The record for the latest first Atlantic hurricane of the six-month long hurricane season was set in 2002 by Hurricane Gustav.

On Sept. 9-11, all three broadcast networks reported that Humberto was nearing the record for latest formation of an Atlantic hurricane or that it narrowly missed it. But only one of the stories on the morning and evening shows ("This Morning," "Good Morning America", "Today," "Nightly News," "Evening News," or "World News with Diane Sawyer") mentioned the earlier predictions of a “hyperactive” hurricane season. A second story hinted that the network was “taking lumps” because of the “remarkably quiet” hurricane season, but did not specifically refer to prior forecasts or coverage. The networks’ stories on those three days were also silent on the matter of climate change, which all three networks had used earlier this year to promote global warming alarmism.

Although network morning and evening shows reported on Tropical Storm Humberto and its upgrade to hurricane status, only CBS “This Morning” on Sept. 11 brought up its own earlier reporting about the “busy year” for hurricanes. The team even brought Professor Michio Kaku back on to discuss the “unusual” hurricane season so far. Kaku still said that there could be severe storms to come before hurricane season ends Nov. 30.

For years, ABC, CBS and NBC have been trying to link hurricanes to global warming and climate change. 2013 was no exception. When the National Oceanic and Atmospheric Administration (NOAA) forecast for the Atlantic hurricane season was released in May, CBS declared it “could be another dangerous year along the East Coast,” and then turned to Time editor and climate change worrier Bryan Walsh who declared that “it is one” of the causes of hurricanes.

Two days after the forecast, on May 25, NBC’s John Yang ominously intoned: “Devastating tornadoes.

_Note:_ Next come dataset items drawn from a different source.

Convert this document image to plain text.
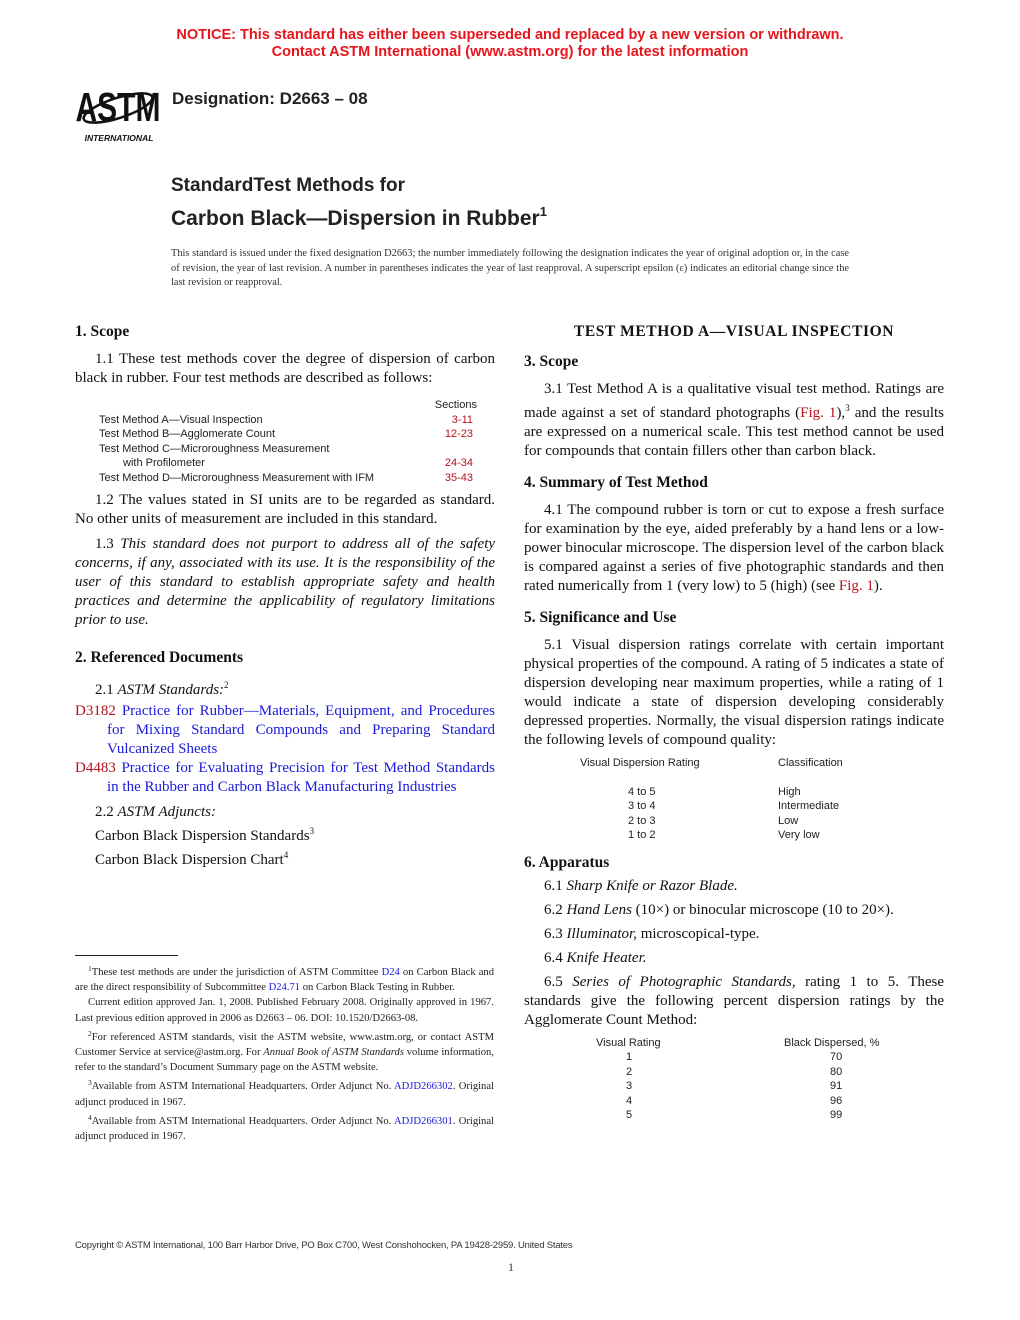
NOTICE: This standard has either been superseded and replaced by a new version or withdrawn.
Contact ASTM International (www.astm.org) for the latest information
ASTM
INTERNATIONAL
Designation: D2663 – 08
StandardTest Methods for
Carbon Black—Dispersion in Rubber$^1$
This standard is issued under the fixed designation D2663; the number immediately following the designation indicates the year of original adoption or, in the case of revision, the year of last revision. A number in parentheses indicates the year of last reapproval. A superscript epsilon (ε) indicates an editorial change since the last revision or reapproval.
1. Scope
1.1 These test methods cover the degree of dispersion of carbon black in rubber. Four test methods are described as follows:
Sections
Test Method A—Visual Inspection	3-11
Test Method B—Agglomerate Count	12-23
Test Method C—Microroughness Measurement
with Profilometer	24-34
Test Method D—Microroughness Measurement with IFM	35-43
1.2 The values stated in SI units are to be regarded as standard. No other units of measurement are included in this standard.
1.3 This standard does not purport to address all of the safety concerns, if any, associated with its use. It is the responsibility of the user of this standard to establish appropriate safety and health practices and determine the applicability of regulatory limitations prior to use.
2. Referenced Documents
2.1 ASTM Standards:$^2$

D3182 Practice for Rubber—Materials, Equipment, and Procedures for Mixing Standard Compounds and Preparing Standard Vulcanized Sheets

D4483 Practice for Evaluating Precision for Test Method Standards in the Rubber and Carbon Black Manufacturing Industries

2.2 ASTM Adjuncts:
Carbon Black Dispersion Standards$^3$
Carbon Black Dispersion Chart$^4$

$^1$These test methods are under the jurisdiction of ASTM Committee D24 on Carbon Black and are the direct responsibility of Subcommittee D24.71 on Carbon Black Testing in Rubber.

Current edition approved Jan. 1, 2008. Published February 2008. Originally approved in 1967. Last previous edition approved in 2006 as D2663 – 06. DOI: 10.1520/D2663-08.

$^2$For referenced ASTM standards, visit the ASTM website, www.astm.org, or contact ASTM Customer Service at service@astm.org. For Annual Book of ASTM Standards volume information, refer to the standard’s Document Summary page on the ASTM website.

$^3$Available from ASTM International Headquarters. Order Adjunct No. ADJD266302. Original adjunct produced in 1967.

$^4$Available from ASTM International Headquarters. Order Adjunct No. ADJD266301. Original adjunct produced in 1967.

TEST METHOD A—VISUAL INSPECTION
3. Scope
3.1 Test Method A is a qualitative visual test method. Ratings are made against a set of standard photographs (Fig. 1),$^3$ and the results are expressed on a numerical scale. This test method cannot be used for compounds that contain fillers other than carbon black.
4. Summary of Test Method
4.1 The compound rubber is torn or cut to expose a fresh surface for examination by the eye, aided preferably by a hand lens or a low-power binocular microscope. The dispersion level of the carbon black is compared against a series of five photographic standards and then rated numerically from 1 (very low) to 5 (high) (see Fig. 1).
5. Significance and Use
5.1 Visual dispersion ratings correlate with certain important physical properties of the compound. A rating of 5 indicates a state of dispersion developing near maximum properties, while a rating of 1 would indicate a state of dispersion developing considerably depressed properties. Normally, the visual dispersion ratings indicate the following levels of compound quality:
Visual Dispersion Rating	Classification
4 to 5	High
3 to 4	Intermediate
2 to 3	Low
1 to 2	Very low
6. Apparatus
6.1 Sharp Knife or Razor Blade.
6.2 Hand Lens (10×) or binocular microscope (10 to 20×).
6.3 Illuminator, microscopical-type.
6.4 Knife Heater.
6.5 Series of Photographic Standards, rating 1 to 5. These standards give the following percent dispersion ratings by the Agglomerate Count Method:
Visual Rating	Black Dispersed, %
1	70
2	80
3	91
4	96
5	99
Copyright © ASTM International, 100 Barr Harbor Drive, PO Box C700, West Conshohocken, PA 19428-2959. United States
1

Searing heat waves, withering droughts and related wildfires and powerful hurricanes.” He was introducing a “Nightly News” report that asked “why all this severe weather?” The answer they claimed was partly due to “man-made climate change.” He spoke with a scientist who said warming could increase “certain types of extremes.”

Meteorologist Anthony Watts and Environmental Studies Professor Roger Pielke Jr. have pointed out that the U.S. is actually experiencing a “drought” of “intense hurricanes,” meaning that it has been a very long time (more than seven years) since a category three or higher hurricane has struck the U.S. “Such a prolonged period without an intense hurricane landfall has not been observed since 1900,” Pielke wrote.

ABC also aired an “extreme weather” story on June 24 that brought up the damage done by Hurricane Sandy before saying “scientists say human-caused climate change is already helping shift the planet’s natural balance ...” CBS also aired an extreme weather and climate change report on July 3.

But the media view isn’t consistent with events. Climatologist Dr. John Christy of the University of Alabama Huntsville, has said that “Hurricane Sandy was a minimal hurricane. So, it is in no way indicative of arising trends in hurricanes that might be attributed to global warming.”

"We've looked at hurricanes starting in the 1850s. There is no trend in hurricanes. In fact, if you look at the last seven years, there has not been single major hurricane hit the United States. This is the longest period of such a dearth of hurricanes in that entire record," Christy said.

National Geographic reported that Colorado State University researchers William Gray, a “pioneer” in hurricane forecasting, and Phil Klotzbach “say the influence of human activity on the formation and intensity of Atlantic hurricanes ‘is likely to be negligible’.”

The yearly Atlantic hurricane season began June 1 and ends Nov. 30. NOAA’s forecast, released May 23, predicted 7 to 11 hurricanes with 3 to 6 of them being major ones (Category 3, 4, or 5). All three networks covered the announcement. “Good Morning America’s” Ginger Zee shared that news on May 24 saying, “Federal forecasters using the words ‘extremely active’ to describe what’s gonna happen come summer and fall.”

On Aug. 8, 2013, NOAA adjusted that forecast saying there was a 70 percent chance of 6 to 9 hurricanes, including 3 to 5 major ones.